Some of you asked yesterday for more on the sapphires that Queen Margrethe II of Denmark wore at this weekend’s Norwegian Silver Jubilee, and I’m more than happy to oblige. Here’s a look at various sapphire pieces from the collection of Queen Alexandrine of Denmark, grandmother of the current queen.
This versatile set consists of at least three major pieces: a necklace, earrings, and a large brooch. The necklace is adjustable; sections can be removed to make it longer or shorter. Queen Margrethe has in the past used some of the removed sapphire elements as hairpins. She’s also worn the necklace with an additional marquise-shaped sapphire and diamond pendant. The entire set comes from Queen Alexandrine, and it’s often speculated that it has Russian origins. That would make sense — Alexandrine’s mother, Anastasia, was born a Romanov grand duchess. When Alexandrine owned these sapphires, some of them were mounted in a large corsage ornament, which was broken up to create the set now worn by Margrethe.
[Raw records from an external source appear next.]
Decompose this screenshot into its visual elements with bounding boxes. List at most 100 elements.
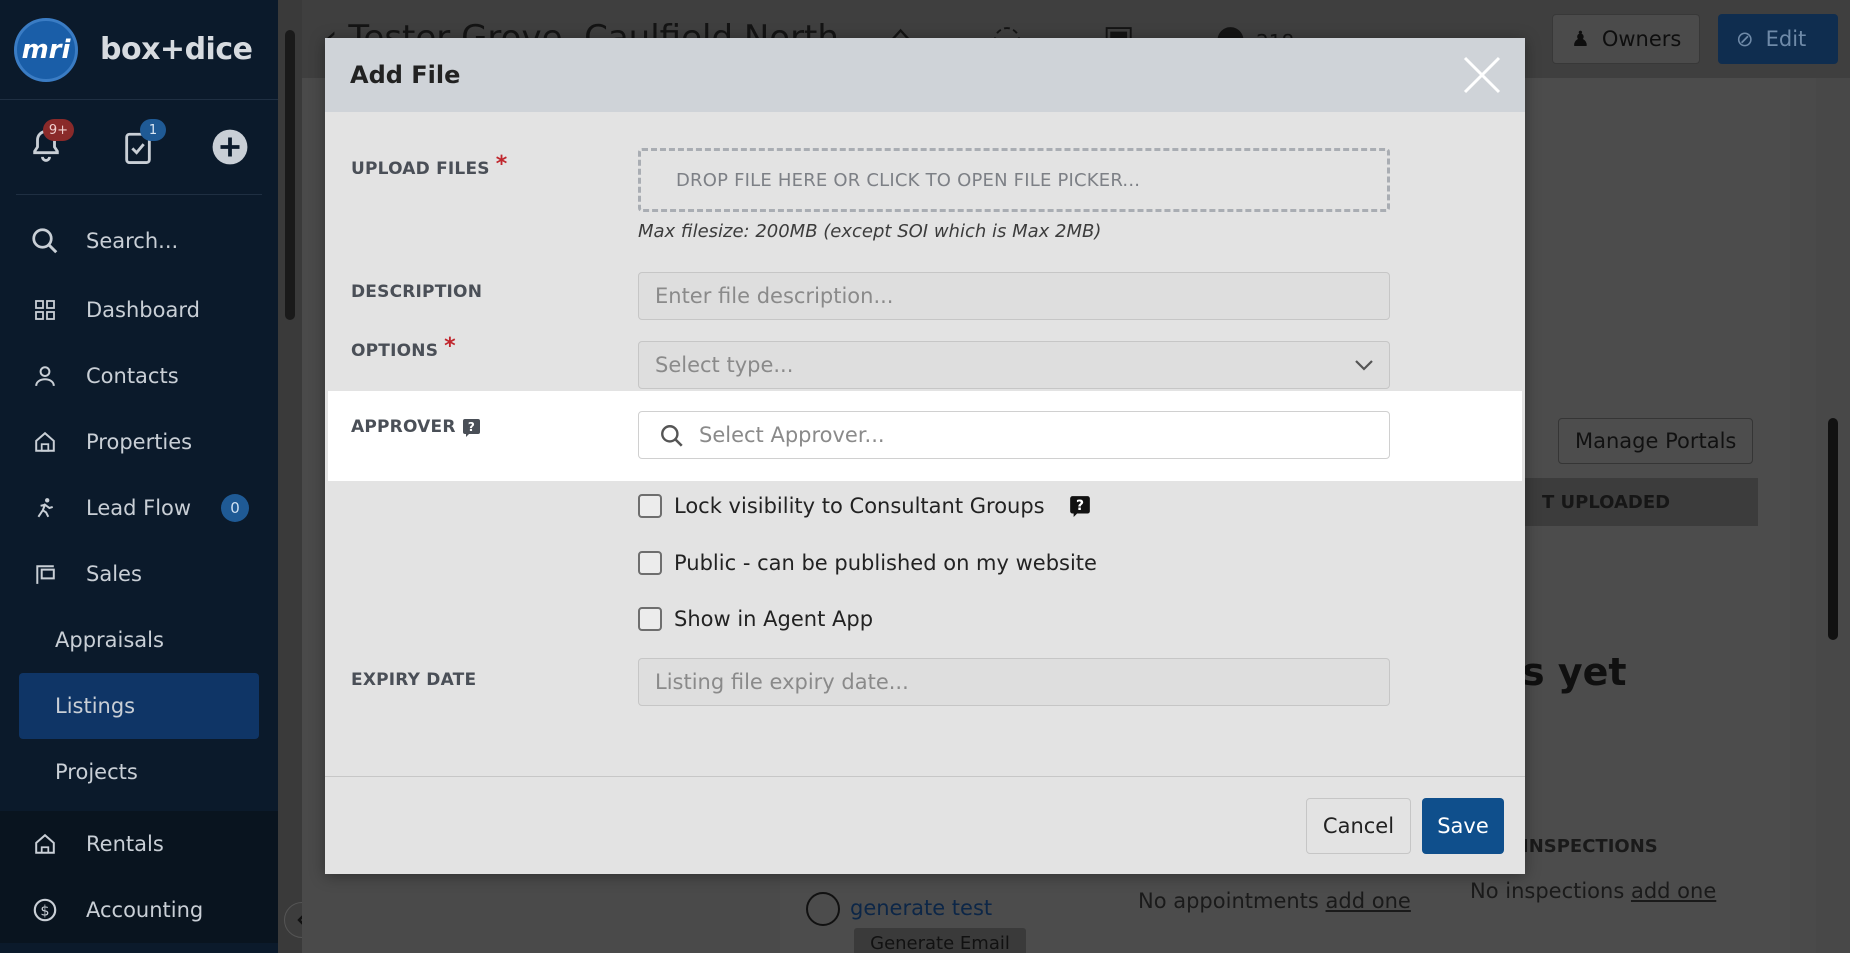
sidebar-item-listings[interactable]: Listings xyxy=(19,673,259,739)
agent-app-checkbox-row[interactable]: Show in Agent App xyxy=(638,607,873,631)
house-icon xyxy=(30,829,60,859)
user-icon xyxy=(30,361,60,391)
sidebar-item-label: Accounting xyxy=(86,898,204,922)
not-uploaded-status: T UPLOADED xyxy=(1502,478,1758,526)
sidebar-item-label: Listings xyxy=(55,694,136,718)
sidebar-item-contacts[interactable]: Contacts xyxy=(0,343,278,409)
generate-test-item[interactable]: generate test xyxy=(806,892,992,926)
sidebar-item-label: Projects xyxy=(55,760,138,784)
inspections-header: INSPECTIONS xyxy=(1522,836,1658,857)
chevron-down-icon xyxy=(1355,360,1373,371)
brand-name: box+dice xyxy=(100,32,253,67)
sidebar-scrollbar[interactable] xyxy=(278,0,302,953)
expiry-date-label: EXPIRY DATE xyxy=(351,670,477,690)
add-new-button[interactable] xyxy=(210,127,250,167)
sidebar-item-projects[interactable]: Projects xyxy=(0,739,278,805)
svg-text:$: $ xyxy=(40,903,49,919)
required-marker: * xyxy=(495,152,508,177)
sidebar-item-label: Sales xyxy=(86,562,142,586)
svg-text:?: ? xyxy=(468,420,475,434)
approver-label: APPROVER ? xyxy=(351,417,481,437)
mri-logo[interactable]: mri xyxy=(14,17,78,82)
edit-circle-icon: ⊘ xyxy=(1736,27,1754,51)
options-placeholder: Select type... xyxy=(655,353,794,377)
tasks-button[interactable]: 1 xyxy=(118,119,166,167)
manage-portals-button[interactable]: Manage Portals xyxy=(1558,418,1754,464)
search-icon xyxy=(661,425,683,447)
sidebar-item-label: Contacts xyxy=(86,364,179,388)
scrollbar-thumb[interactable] xyxy=(1828,418,1838,640)
plus-circle-icon xyxy=(212,129,248,165)
house-icon xyxy=(30,427,60,457)
runner-icon xyxy=(30,493,60,523)
notifications-button[interactable]: 9+ xyxy=(26,119,74,167)
sidebar-item-label: Dashboard xyxy=(86,298,200,322)
description-placeholder: Enter file description... xyxy=(655,284,894,308)
lock-visibility-checkbox[interactable] xyxy=(638,494,662,518)
public-website-checkbox[interactable] xyxy=(638,551,662,575)
cancel-button[interactable]: Cancel xyxy=(1306,798,1411,854)
upload-files-label: UPLOAD FILES * xyxy=(351,152,508,179)
sidebar-nav: Search... Dashboard Contacts Properties … xyxy=(0,205,278,805)
generate-email-button[interactable]: Generate Email xyxy=(854,928,1026,953)
sidebar-quick-actions: 9+ 1 xyxy=(16,100,262,195)
sidebar-item-leadflow[interactable]: Lead Flow 0 xyxy=(0,475,278,541)
add-inspection-link[interactable]: add one xyxy=(1631,879,1716,903)
appointments-empty: No appointments add one xyxy=(1138,889,1411,913)
sidebar-header: mri box+dice xyxy=(0,0,278,100)
add-file-modal: Add File UPLOAD FILES * DROP FILE HERE OR… xyxy=(325,38,1525,874)
sidebar-item-dashboard[interactable]: Dashboard xyxy=(0,277,278,343)
modal-title: Add File xyxy=(350,61,461,89)
options-label: OPTIONS * xyxy=(351,334,456,361)
dollar-circle-icon: $ xyxy=(30,895,60,925)
sidebar-item-label: Rentals xyxy=(86,832,164,856)
close-icon[interactable] xyxy=(1461,54,1503,96)
approver-placeholder: Select Approver... xyxy=(699,423,885,447)
help-icon[interactable]: ? xyxy=(462,418,481,437)
circle-icon xyxy=(806,892,840,926)
expiry-date-input[interactable]: Listing file expiry date... xyxy=(638,658,1390,706)
sidebar-search[interactable]: Search... xyxy=(0,205,278,277)
sidebar-search-label: Search... xyxy=(86,229,179,253)
inspections-empty: No inspections add one xyxy=(1470,879,1717,903)
file-dropzone[interactable]: DROP FILE HERE OR CLICK TO OPEN FILE PIC… xyxy=(638,148,1390,212)
options-select[interactable]: Select type... xyxy=(638,341,1390,389)
sidebar-item-properties[interactable]: Properties xyxy=(0,409,278,475)
sign-icon xyxy=(30,559,60,589)
help-icon[interactable]: ? xyxy=(1069,495,1091,517)
description-label: DESCRIPTION xyxy=(351,282,483,302)
grid-icon xyxy=(30,295,60,325)
modal-header: Add File xyxy=(325,38,1525,112)
sidebar-item-appraisals[interactable]: Appraisals xyxy=(0,607,278,673)
save-button[interactable]: Save xyxy=(1422,798,1504,854)
expiry-placeholder: Listing file expiry date... xyxy=(655,670,909,694)
sidebar: mri box+dice 9+ 1 Search... Dashboard Co… xyxy=(0,0,278,953)
description-input[interactable]: Enter file description... xyxy=(638,272,1390,320)
sidebar-item-accounting[interactable]: $ Accounting xyxy=(0,877,278,943)
public-website-checkbox-row[interactable]: Public - can be published on my website xyxy=(638,551,1097,575)
edit-button[interactable]: ⊘ Edit xyxy=(1718,14,1838,64)
sidebar-item-rentals[interactable]: Rentals xyxy=(0,811,278,877)
lock-visibility-checkbox-row[interactable]: Lock visibility to Consultant Groups ? xyxy=(638,494,1091,518)
agent-app-checkbox[interactable] xyxy=(638,607,662,631)
modal-footer-divider xyxy=(325,776,1525,777)
checkbox-label: Show in Agent App xyxy=(674,607,874,631)
sidebar-nav-bottom: Rentals $ Accounting xyxy=(0,811,278,943)
max-filesize-hint: Max filesize: 200MB (except SOI which is… xyxy=(638,221,1102,242)
tasks-badge: 1 xyxy=(140,119,166,141)
notifications-badge: 9+ xyxy=(42,119,74,141)
sidebar-item-label: Lead Flow xyxy=(86,496,192,520)
checkbox-label: Public - can be published on my website xyxy=(674,551,1097,575)
leadflow-count-badge: 0 xyxy=(221,494,250,522)
sidebar-item-sales[interactable]: Sales xyxy=(0,541,278,607)
page-scrollbar[interactable] xyxy=(1816,78,1850,953)
svg-text:?: ? xyxy=(1076,498,1084,514)
approver-search-input[interactable]: Select Approver... xyxy=(638,411,1390,459)
add-appointment-link[interactable]: add one xyxy=(1326,889,1411,913)
owners-button[interactable]: ♟ Owners xyxy=(1552,14,1701,64)
empty-state-heading: s yet xyxy=(1522,650,1627,694)
scrollbar-thumb[interactable] xyxy=(285,30,295,320)
required-marker: * xyxy=(444,334,456,359)
sidebar-item-label: Properties xyxy=(86,430,193,454)
person-icon: ♟ xyxy=(1571,27,1590,51)
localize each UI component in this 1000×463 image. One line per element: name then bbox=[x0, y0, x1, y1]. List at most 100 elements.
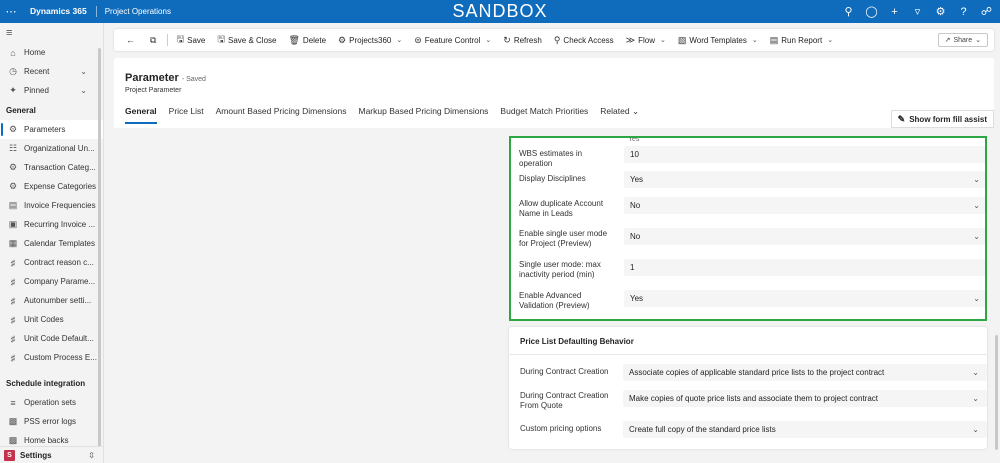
chevron-down-icon[interactable]: ⌄ bbox=[80, 67, 87, 76]
contract-creation-select[interactable]: Associate copies of applicable standard … bbox=[623, 364, 987, 381]
single-user-mode-select[interactable]: No ⌄ bbox=[624, 228, 985, 245]
save-close-button[interactable]: 🖫 Save & Close bbox=[211, 29, 282, 51]
sidebar-item-expense-categories[interactable]: ⚙ Expense Categories bbox=[0, 177, 103, 196]
plus-icon[interactable]: + bbox=[883, 6, 906, 18]
sidebar-item-label: Recurring Invoice ... bbox=[24, 220, 96, 229]
run-report-button[interactable]: ▤ Run Report ⌄ bbox=[764, 29, 839, 51]
chevron-down-icon: ⌄ bbox=[631, 106, 640, 116]
chevron-down-icon: ⌄ bbox=[827, 37, 834, 44]
sidebar-item-organizational-units[interactable]: ☷ Organizational Un... bbox=[0, 139, 103, 158]
share-icon: ↗ bbox=[944, 37, 951, 44]
advanced-validation-select[interactable]: Yes ⌄ bbox=[624, 290, 985, 307]
sidebar-item-label: Contract reason c... bbox=[24, 258, 94, 267]
delete-button[interactable]: 🗑 Delete bbox=[282, 29, 332, 51]
max-inactivity-input[interactable]: 1 bbox=[624, 259, 985, 276]
report-icon: ▤ bbox=[769, 34, 779, 45]
copilot-icon[interactable]: ☍ bbox=[975, 5, 998, 18]
tab-budget-match-priorities[interactable]: Budget Match Priorities bbox=[500, 106, 588, 124]
puzzle-icon: ♯ bbox=[10, 276, 16, 287]
document-icon: ▩ bbox=[8, 435, 18, 445]
sidebar-item-unit-code-defaults[interactable]: ♯ Unit Code Default... bbox=[0, 329, 103, 348]
main-scrollbar[interactable] bbox=[995, 335, 998, 450]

This tiara of diamonds and sapphires was inherited by the other major branch of the current Danish royal family: the family of Alexandrine’s younger son, Prince Knud. The tiara was worn by his wife, Princess Caroline-Mathilde, as well as his daughter, Princess Elisabeth. Eventually it ended up in the collection of their younger son, Count Christian of Rosenborg, and it was worn frequently by his wife, Countess Anne-Dorte. Both Christian and Anne-Dorte have recently died, and it’s presumed that the tiara was inherited by their daughters, but I don’t think any kind of official announcement about the inheritance of the jewel has been made. The tiara was originally convertible, able to be worn as both a diadem and a necklace. I’ve read that the piece originally belonged to Alexandrine’s mother, Grand Duchess Anastasia, but I’m not sure that’s ever been confirmed.
This brooch from Alexandrine’s collection is worn today by Princess Marie; it was previously worn by Marie’s mother-in-law, Queen Margrethe. The piece can be worn as a pendant on a necklace or as a brooch; its pendant drop can also be removed. The piece’s origins are apparently not known, but Alexandrine wears the brooch in portraits that date to the turn of the 20th century.